Nichts kannst du festhalten, ebenso wenig wie du den Schnee festhalten kannst. Alles was ist, kommt und geht wie die Jahreszeiten. Nichts davon bleibt ewig – doch was ist schon ein Wintermond im Angesicht der Ewigkeit? Du kannst nur versuchen all die zauberhaften Wintertage zu genießen, durch den tiefen Schnee stapfen so lange er da liegt. Aber wenn du genau schaust, siehst du die Kraft und die Freude, die die dahinschwindende Schneedecke hinterlässt. Überall in der Natur entspringen kleine Bächlein, es gluckert und plätschert fröhlich und der Boden saugt sich mit Wasser voll.

Und dieses Wasser schenkt der Natur die Kraft für den kommenden Frühling. Der sterbende Winter vergiest sein Blut, um die Erde mit all ihren Blumen, Bäumen und Lebewesen zu nähren. Durch seine Kraft sprießen die Blattspitzen im Frühling, erwachen die Schneeglöckchen und Märzenbecher und erschaffen ein neues Wunderland.

Lass los was ist und öffne dich dem Zauber des Augenblicks.

Der Waldflüsterer
Heilsame Impulse

Von den Kreisen des Lebens

Wenn du die Natur betrachtest, verläuft alles in Kreisen. Mutter Erde selbst ist rund und bewegt sich in Kreisen, wie das gesamte Sonnensystem. Aber auch die Zyklen der Natur erzählen vom niemals endenden Kommen und Gehen des Kreises: der Lauf der Sonne und des Mondes, Ebbe und Flut, die Wellen des Ozeans, die Jahreszeiten. Das Dasein der Pflanzen ist geprägt von Wachsen, Blüte, Ernte und Ruhe – wieder und wieder. Und auch das Leben selbst, das Werden und Vergehen ist ein endloser Kreislauf.

Auch du bist ein Kind von Mutter Natur – und so verläuft auch dein Leben in Zyklen und Phasen, die wieder und wieder kehren. Deine Themen und dein Wachsen, deine Entwicklung hin auf deinem Weg, wird dich wieder und wieder an die gleiche Stelle führen.

Es liegt in unserer Hand, ob wir die Kreise endlos wiederholen – oder ob wir daraus eine Spirale des Wachstums machen.

Der Waldflüsterer

Wenn du also in einer Krise bist, sich dein Leben festgefahren anfühlt: erinner dich. Hast du diese Situation, diese Themen schonmal erlebt? Kommt dir das bekannt vor? Oder fragst du dich sogar: Warum erlebe ich die selbe Situation wieder und wieder?

Wie hast du beim letzten Mal reagiert? Welche Schlüsse hast du gezogen, welche Entscheidungen getroffen? Was ist diesmal anders? Besser? Was könntest du nun anders machen? Reflektiere dich am besten bei einem entspannten Spaziergang draußen, dann wird dir Mutter Natur zur Seite stehen.

Heilsame Impulse

Von Mutter Natur und dem Zauber des Augenblicks

Meister mag es viele geben, doch die Mutter der Achtsamkeit ist wohl die Natur. Eine Lehrerin ohne zu Belehren, ohne zu werten – einfach durch ihre reine Präsenz. Immer wenn wir uns auf sie einlassen, schwinden die Gedanken und Stille erwacht in unserem Geist wie in unserem Herzen.

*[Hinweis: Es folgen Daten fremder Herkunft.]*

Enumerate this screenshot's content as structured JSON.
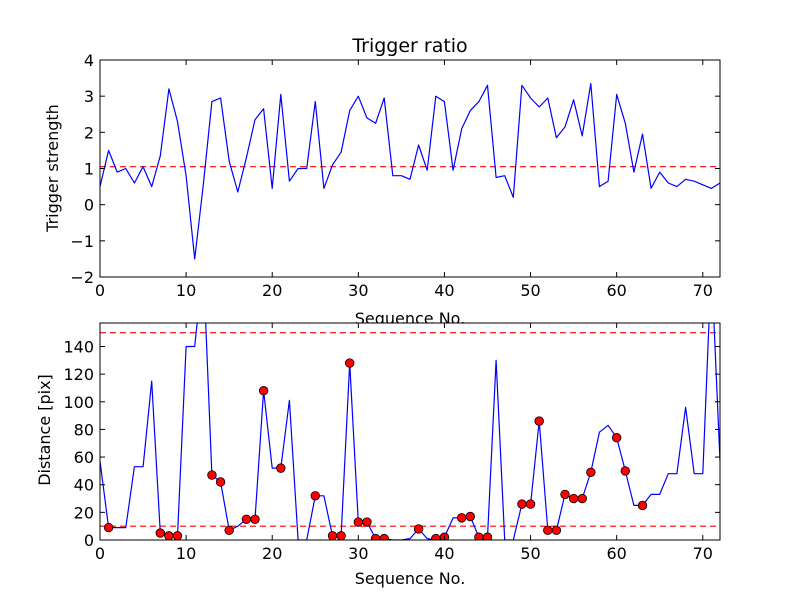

Jeder Schritt, jeder Atemzug – ob bewusst oder unbewusst – lässt uns klarer und klarer werden.

Doch größte Kunst ihrer Meisterschaft ist wohl, dasss sie uns jederzeit und überall abzuholen vermag. Egal wie sehr wir in Gedanken sind, im Sturm unserer Gefühle versunken, ein kleiner Stupps von Mutter Natur vermag uns aus dem Strom zu reissen und in den Moment zu holen. Das ist Praxis der Achtsamkeit in Perfektion.

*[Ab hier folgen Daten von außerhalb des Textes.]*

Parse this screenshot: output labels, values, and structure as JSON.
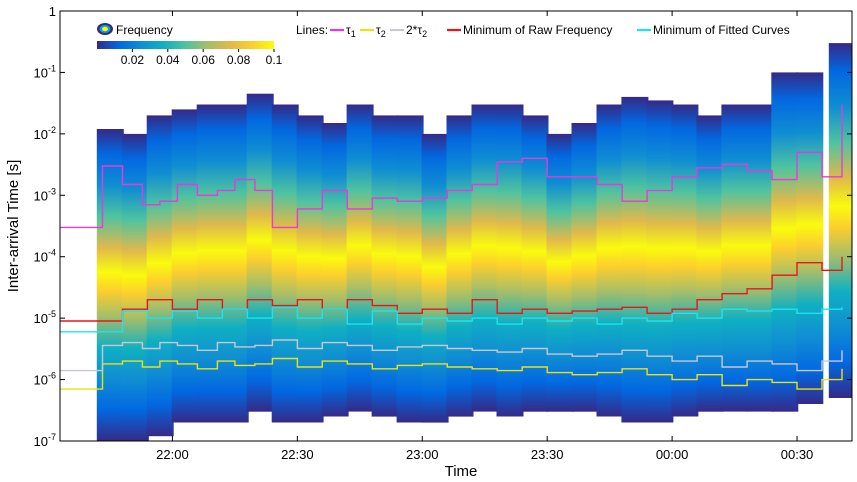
{
  "chart_data": {
    "type": "heatmap",
    "title": "",
    "xlabel": "Time",
    "ylabel": "Inter-arrival Time [s]",
    "x_ticks": [
      "22:00",
      "22:30",
      "23:00",
      "23:30",
      "00:00",
      "00:30"
    ],
    "x_tick_hours": [
      22.0,
      22.5,
      23.0,
      23.5,
      24.0,
      24.5
    ],
    "xlim_hours": [
      21.55,
      24.72
    ],
    "y_scale": "log",
    "ylim": [
      1e-07,
      1
    ],
    "y_ticks": [
      {
        "value": 1,
        "base": "1",
        "exp": ""
      },
      {
        "value": 0.1,
        "base": "10",
        "exp": "-1"
      },
      {
        "value": 0.01,
        "base": "10",
        "exp": "-2"
      },
      {
        "value": 0.001,
        "base": "10",
        "exp": "-3"
      },
      {
        "value": 0.0001,
        "base": "10",
        "exp": "-4"
      },
      {
        "value": 1e-05,
        "base": "10",
        "exp": "-5"
      },
      {
        "value": 1e-06,
        "base": "10",
        "exp": "-6"
      },
      {
        "value": 1e-07,
        "base": "10",
        "exp": "-7"
      }
    ],
    "colorbar": {
      "label": "Frequency",
      "range": [
        0,
        0.1
      ],
      "ticks": [
        "0.02",
        "0.04",
        "0.06",
        "0.08",
        "0.1"
      ],
      "tick_values": [
        0.02,
        0.04,
        0.06,
        0.08,
        0.1
      ],
      "colormap": [
        "#352a87",
        "#0268e1",
        "#108ed2",
        "#0fb0c2",
        "#4fc3a0",
        "#a5be6a",
        "#e0b94b",
        "#fcce2e",
        "#f9fb0e"
      ]
    },
    "legend": {
      "prefix": "Lines:",
      "position": "top-right",
      "entries": [
        {
          "name": "τ1",
          "color": "#e63ad9"
        },
        {
          "name": "τ2",
          "color": "#e8e414"
        },
        {
          "name": "2*τ2",
          "color": "#c8c8d0"
        },
        {
          "name": "Minimum of Raw Frequency",
          "color": "#e8161b"
        },
        {
          "name": "Minimum of Fitted Curves",
          "color": "#1ee3ee"
        }
      ]
    },
    "density_envelope": {
      "x_hours": [
        21.75,
        21.85,
        21.95,
        22.05,
        22.15,
        22.25,
        22.35,
        22.45,
        22.55,
        22.65,
        22.75,
        22.85,
        22.95,
        23.05,
        23.15,
        23.25,
        23.35,
        23.45,
        23.55,
        23.65,
        23.75,
        23.85,
        23.95,
        24.05,
        24.15,
        24.25,
        24.35,
        24.45,
        24.55,
        24.68
      ],
      "upper_s": [
        0.012,
        0.01,
        0.02,
        0.025,
        0.03,
        0.03,
        0.045,
        0.03,
        0.02,
        0.015,
        0.03,
        0.02,
        0.02,
        0.01,
        0.02,
        0.03,
        0.03,
        0.02,
        0.01,
        0.015,
        0.03,
        0.04,
        0.035,
        0.03,
        0.02,
        0.03,
        0.03,
        0.1,
        0.1,
        0.3
      ],
      "lower_s": [
        1e-07,
        1e-07,
        1.2e-07,
        2e-07,
        2e-07,
        2e-07,
        3e-07,
        2e-07,
        2e-07,
        2.5e-07,
        3e-07,
        2.5e-07,
        2e-07,
        2e-07,
        2.5e-07,
        3e-07,
        2.5e-07,
        3e-07,
        3e-07,
        3e-07,
        2.5e-07,
        2e-07,
        2e-07,
        2.5e-07,
        3e-07,
        3e-07,
        3e-07,
        3e-07,
        4e-07,
        5e-07
      ]
    },
    "series": [
      {
        "name": "τ1",
        "color": "#e63ad9",
        "style": "step",
        "x_hours": [
          21.55,
          21.62,
          21.72,
          21.8,
          21.88,
          21.95,
          22.02,
          22.1,
          22.18,
          22.25,
          22.33,
          22.4,
          22.5,
          22.6,
          22.7,
          22.8,
          22.9,
          23.0,
          23.1,
          23.2,
          23.3,
          23.4,
          23.5,
          23.6,
          23.7,
          23.8,
          23.9,
          24.0,
          24.1,
          24.2,
          24.3,
          24.4,
          24.5,
          24.6,
          24.68
        ],
        "y_s": [
          0.0003,
          0.0003,
          0.003,
          0.0015,
          0.0007,
          0.0008,
          0.0015,
          0.001,
          0.0012,
          0.0018,
          0.0012,
          0.0003,
          0.0006,
          0.0012,
          0.0006,
          0.0009,
          0.0008,
          0.0009,
          0.0012,
          0.0015,
          0.0035,
          0.004,
          0.002,
          0.002,
          0.0015,
          0.0008,
          0.0012,
          0.002,
          0.0028,
          0.0032,
          0.0025,
          0.0018,
          0.005,
          0.002,
          0.03
        ]
      },
      {
        "name": "τ2",
        "color": "#e8e414",
        "style": "step",
        "x_hours": [
          21.55,
          21.62,
          21.72,
          21.8,
          21.88,
          21.95,
          22.02,
          22.1,
          22.18,
          22.25,
          22.33,
          22.4,
          22.5,
          22.6,
          22.7,
          22.8,
          22.9,
          23.0,
          23.1,
          23.2,
          23.3,
          23.4,
          23.5,
          23.6,
          23.7,
          23.8,
          23.9,
          24.0,
          24.1,
          24.2,
          24.3,
          24.4,
          24.5,
          24.6,
          24.68
        ],
        "y_s": [
          7e-07,
          7e-07,
          1.8e-06,
          2e-06,
          1.6e-06,
          2e-06,
          1.8e-06,
          1.5e-06,
          2e-06,
          1.7e-06,
          1.8e-06,
          2.2e-06,
          1.6e-06,
          2e-06,
          1.8e-06,
          1.5e-06,
          1.7e-06,
          1.8e-06,
          1.6e-06,
          1.5e-06,
          1.4e-06,
          1.6e-06,
          1.3e-06,
          1.2e-06,
          1.3e-06,
          1.5e-06,
          1.2e-06,
          1e-06,
          1.2e-06,
          8e-07,
          1e-06,
          9e-07,
          7e-07,
          1e-06,
          1.5e-06
        ]
      },
      {
        "name": "2*τ2",
        "color": "#c8c8d0",
        "style": "step",
        "x_hours": [
          21.55,
          21.62,
          21.72,
          21.8,
          21.88,
          21.95,
          22.02,
          22.1,
          22.18,
          22.25,
          22.33,
          22.4,
          22.5,
          22.6,
          22.7,
          22.8,
          22.9,
          23.0,
          23.1,
          23.2,
          23.3,
          23.4,
          23.5,
          23.6,
          23.7,
          23.8,
          23.9,
          24.0,
          24.1,
          24.2,
          24.3,
          24.4,
          24.5,
          24.6,
          24.68
        ],
        "y_s": [
          1.4e-06,
          1.4e-06,
          3.6e-06,
          4e-06,
          3.2e-06,
          4e-06,
          3.6e-06,
          3e-06,
          4e-06,
          3.4e-06,
          3.6e-06,
          4.4e-06,
          3.2e-06,
          4e-06,
          3.6e-06,
          3e-06,
          3.4e-06,
          3.6e-06,
          3.2e-06,
          3e-06,
          2.8e-06,
          3.2e-06,
          2.6e-06,
          2.4e-06,
          2.6e-06,
          3e-06,
          2.4e-06,
          2e-06,
          2.4e-06,
          1.6e-06,
          2e-06,
          1.8e-06,
          1.4e-06,
          2e-06,
          3e-06
        ]
      },
      {
        "name": "Minimum of Raw Frequency",
        "color": "#e8161b",
        "style": "step",
        "x_hours": [
          21.55,
          21.72,
          21.8,
          21.9,
          22.0,
          22.1,
          22.2,
          22.3,
          22.4,
          22.5,
          22.6,
          22.7,
          22.8,
          22.9,
          23.0,
          23.1,
          23.2,
          23.3,
          23.4,
          23.5,
          23.6,
          23.7,
          23.8,
          23.9,
          24.0,
          24.1,
          24.2,
          24.3,
          24.4,
          24.5,
          24.6,
          24.68
        ],
        "y_s": [
          9e-06,
          9e-06,
          1.4e-05,
          2e-05,
          1.4e-05,
          2e-05,
          1.4e-05,
          2e-05,
          1.6e-05,
          2e-05,
          1.4e-05,
          2e-05,
          1.6e-05,
          1.2e-05,
          1.4e-05,
          1.2e-05,
          2e-05,
          1.2e-05,
          1.4e-05,
          1.2e-05,
          1.3e-05,
          1.4e-05,
          1.5e-05,
          1.2e-05,
          1.4e-05,
          2e-05,
          2.5e-05,
          3e-05,
          5e-05,
          8e-05,
          6e-05,
          0.0001
        ]
      },
      {
        "name": "Minimum of Fitted Curves",
        "color": "#1ee3ee",
        "style": "step",
        "x_hours": [
          21.55,
          21.72,
          21.8,
          21.9,
          22.0,
          22.1,
          22.2,
          22.3,
          22.4,
          22.5,
          22.6,
          22.7,
          22.8,
          22.9,
          23.0,
          23.1,
          23.2,
          23.3,
          23.4,
          23.5,
          23.6,
          23.7,
          23.8,
          23.9,
          24.0,
          24.1,
          24.2,
          24.3,
          24.4,
          24.5,
          24.6,
          24.68
        ],
        "y_s": [
          6e-06,
          6e-06,
          1.3e-05,
          1e-05,
          1.3e-05,
          1e-05,
          1.4e-05,
          1e-05,
          1.5e-05,
          1e-05,
          1.4e-05,
          8e-06,
          1.3e-05,
          8e-06,
          1e-05,
          9e-06,
          1e-05,
          8e-06,
          1e-05,
          9e-06,
          1e-05,
          8e-06,
          1e-05,
          9e-06,
          1.2e-05,
          1e-05,
          1.4e-05,
          1.3e-05,
          1.4e-05,
          1.2e-05,
          1.4e-05,
          1.5e-05
        ]
      }
    ]
  }
}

Fern vom Augenblick fahre ich zur Arbeit, in Gedanken längst verloren in den Vielleichts des Tages – da holt mich der Sonnenaufgang und seine Schönheit ins Hier und Jetzt. Ich laufe mir den Ärger und die Trauer des Tages von der Seele – da holt mich der Ruf eines Bussards in den Moment. So viele Möglichkeiten, so viele Impulse mit denen die große Mutter den Zauber des Augenblicks zelebriert.

Heilsame Impulse

Von Spuren im Schnee

Der Winter ist nicht nur die Zeit der Ruhe, der Starre oder gar des Stillstandes. Zwar bedeckt der Schnee die Landschaft und macht das schnelle Vorankommen schwerer. Doch der Schnee macht auch Spuren und Dinge sichtbar, die sonst im Verborgenen bleiben. Wir können die Wege sehen, die Rehe, Wildschweine, Fuchs und Co. sonst ganz heimlich beschreiten. Die zugedeckte Oberfläche des Waldes macht eine ganz neue Ebene sichtbar.

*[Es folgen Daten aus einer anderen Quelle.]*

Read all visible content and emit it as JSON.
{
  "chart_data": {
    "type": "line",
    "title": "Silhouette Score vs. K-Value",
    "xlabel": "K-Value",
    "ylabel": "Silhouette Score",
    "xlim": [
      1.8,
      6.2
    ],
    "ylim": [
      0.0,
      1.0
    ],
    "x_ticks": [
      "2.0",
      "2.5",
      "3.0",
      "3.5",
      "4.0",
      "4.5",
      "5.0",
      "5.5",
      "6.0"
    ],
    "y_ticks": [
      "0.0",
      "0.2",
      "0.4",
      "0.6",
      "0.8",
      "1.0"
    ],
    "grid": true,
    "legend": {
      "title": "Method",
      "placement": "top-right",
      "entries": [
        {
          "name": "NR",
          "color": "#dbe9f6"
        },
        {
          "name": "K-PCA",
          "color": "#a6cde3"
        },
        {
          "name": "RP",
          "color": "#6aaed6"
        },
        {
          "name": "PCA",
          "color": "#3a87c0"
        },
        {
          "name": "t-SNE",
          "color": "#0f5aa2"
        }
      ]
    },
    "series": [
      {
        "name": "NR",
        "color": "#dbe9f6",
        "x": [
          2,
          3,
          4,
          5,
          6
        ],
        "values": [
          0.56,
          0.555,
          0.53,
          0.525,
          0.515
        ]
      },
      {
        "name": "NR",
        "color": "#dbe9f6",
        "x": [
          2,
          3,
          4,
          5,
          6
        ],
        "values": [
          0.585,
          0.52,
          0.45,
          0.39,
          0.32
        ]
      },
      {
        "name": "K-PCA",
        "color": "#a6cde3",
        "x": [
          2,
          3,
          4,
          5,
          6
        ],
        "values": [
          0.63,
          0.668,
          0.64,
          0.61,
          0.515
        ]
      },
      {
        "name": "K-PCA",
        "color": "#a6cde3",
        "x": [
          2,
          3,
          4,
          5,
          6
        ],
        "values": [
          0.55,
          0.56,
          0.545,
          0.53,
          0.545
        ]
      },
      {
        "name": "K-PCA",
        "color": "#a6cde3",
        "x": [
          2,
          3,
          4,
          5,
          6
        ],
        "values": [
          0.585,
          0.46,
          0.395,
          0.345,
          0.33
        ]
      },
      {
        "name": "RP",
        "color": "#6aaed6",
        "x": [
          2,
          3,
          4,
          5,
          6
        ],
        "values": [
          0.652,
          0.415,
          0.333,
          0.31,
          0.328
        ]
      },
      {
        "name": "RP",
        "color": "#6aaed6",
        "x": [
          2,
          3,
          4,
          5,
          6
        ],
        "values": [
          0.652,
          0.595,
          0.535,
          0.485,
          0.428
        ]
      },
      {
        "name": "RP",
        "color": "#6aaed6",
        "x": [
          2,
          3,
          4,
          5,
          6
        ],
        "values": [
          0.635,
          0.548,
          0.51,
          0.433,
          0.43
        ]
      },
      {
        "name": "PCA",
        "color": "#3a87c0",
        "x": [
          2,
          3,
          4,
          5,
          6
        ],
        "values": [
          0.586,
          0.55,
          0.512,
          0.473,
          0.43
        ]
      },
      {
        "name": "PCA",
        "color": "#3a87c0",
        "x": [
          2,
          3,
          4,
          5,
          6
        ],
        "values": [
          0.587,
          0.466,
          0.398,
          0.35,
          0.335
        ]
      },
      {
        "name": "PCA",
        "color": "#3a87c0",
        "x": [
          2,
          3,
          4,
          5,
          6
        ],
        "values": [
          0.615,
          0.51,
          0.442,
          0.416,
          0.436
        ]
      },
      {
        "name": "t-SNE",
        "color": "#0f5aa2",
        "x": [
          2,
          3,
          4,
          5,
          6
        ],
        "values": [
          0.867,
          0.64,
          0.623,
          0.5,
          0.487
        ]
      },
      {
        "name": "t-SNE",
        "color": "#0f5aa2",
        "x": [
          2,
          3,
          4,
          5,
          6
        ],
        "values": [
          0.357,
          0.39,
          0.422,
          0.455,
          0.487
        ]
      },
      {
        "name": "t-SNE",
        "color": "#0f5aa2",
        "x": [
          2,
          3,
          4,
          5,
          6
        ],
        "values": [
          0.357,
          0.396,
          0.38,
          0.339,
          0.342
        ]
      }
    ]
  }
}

Diese tiefe, versteckte Ebene offenbart sich auch in uns, wenn wir uns auf die Langsamkeit und die Ruhe des Winters einlassen. Wir müssen still werden und den Blick ein wenig senken. Dann sehen wir nicht nur unsere eigene Spur in der Welt, sondern entdecken auch die geheimnisvollen, magischen Welten, die sich in und um uns verbergen.